Conflicts also developed between the two Greek superpowers, Athens and Sparta, who fought a series of Peloponnesian Wars. The last broke Athenian hegemony over the Greek world, and established a Spartan hegemony which would last until Sparta’s humiliating defeat at the hands of Thebes in the Battle of Leuctra in 371 B.C. The “Theban world order,” however, would prove short-lived. By the 330s B.C., Philip II of Macedonia (Alexander the Great’s father) had effectively conquered or subjugated all of Greece except Sparta, which was no longer strong enough to exert any influence against the Macedonians.

The end of the Classical Period — 336 B.C., when Philip II was assassinated, to 323 B.C., when Alexander the Great died in Babylon — contains the campaigns of Alexander against the Persian Empire and beyond.


The Hellenistic Period

The Hellenistic Period picks up in 323 B.C. after the death of Alexander and lasted until 31 B.C., when Roman forces led by Octavian (later Augustus) defeated Egyptian forces led by Mark Anthony and Cleopatra in the Battle of Actium. The following year, Rome defeated Ptolemaic Egypt, one of the four successor states to Alexander the Great’s empire.

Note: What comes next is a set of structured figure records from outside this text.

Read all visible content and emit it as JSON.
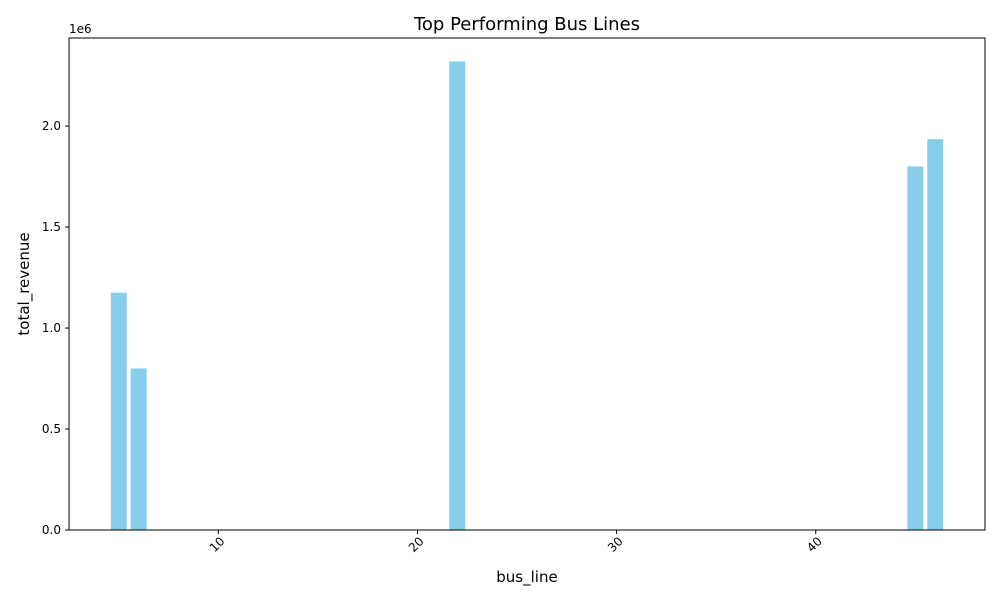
{
  "chart_data": {
    "type": "bar",
    "title": "Top Performing Bus Lines",
    "xlabel": "bus_line",
    "ylabel": "total_revenue",
    "y_offset_label": "1e6",
    "x": [
      5,
      6,
      22,
      45,
      46
    ],
    "values": [
      1175000,
      800000,
      2320000,
      1800000,
      1935000
    ],
    "xlim": [
      2.5,
      48.5
    ],
    "ylim": [
      0,
      2436000
    ],
    "x_ticks": [
      10,
      20,
      30,
      40
    ],
    "x_tick_labels": [
      "10",
      "20",
      "30",
      "40"
    ],
    "y_ticks": [
      0,
      500000,
      1000000,
      1500000,
      2000000
    ],
    "y_tick_labels": [
      "0.0",
      "0.5",
      "1.0",
      "1.5",
      "2.0"
    ],
    "x_tick_rotation": 45,
    "bar_color": "#87ceeb",
    "grid": false,
    "legend": "none"
  }
}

What happened during the Hellenistic Period?

Alexander the Great, who had created an empire spanning from Greece into central Asia, left no clear successor. His generals squabbled over the empire. Eventually, through a series of wars (known as the wars of the diodochi, diodochi meaning successors), they divided the empire into roughly four parts. The most well-known of these parts was Ptolemaic Egypt, dominated at first by Alexander the Great’s general Ptolemy and then by his descendants. The Greek world was effectively divided. Greek culture continued to flourish, but not to the extent it had flourished during the Classical Period.

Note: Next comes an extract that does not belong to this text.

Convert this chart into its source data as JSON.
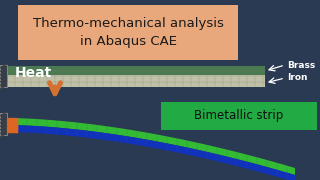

Towards the end of the Hellenistic Period, the Greek world came into conflict with the burgeoning Roman world. It’s important to note that “Hellenistic” refers to all areas under Greek control or influenced by Greek culture — which, after the conquests of Alexander the Great, were numerous. The defeat of Ptolemaic forces in the Battle of Actium signified a shift in power. The period that comes after the Hellenistic Period in Greek history is called Roman Greece, since it was at this time that Rome overtook and conquered Greece.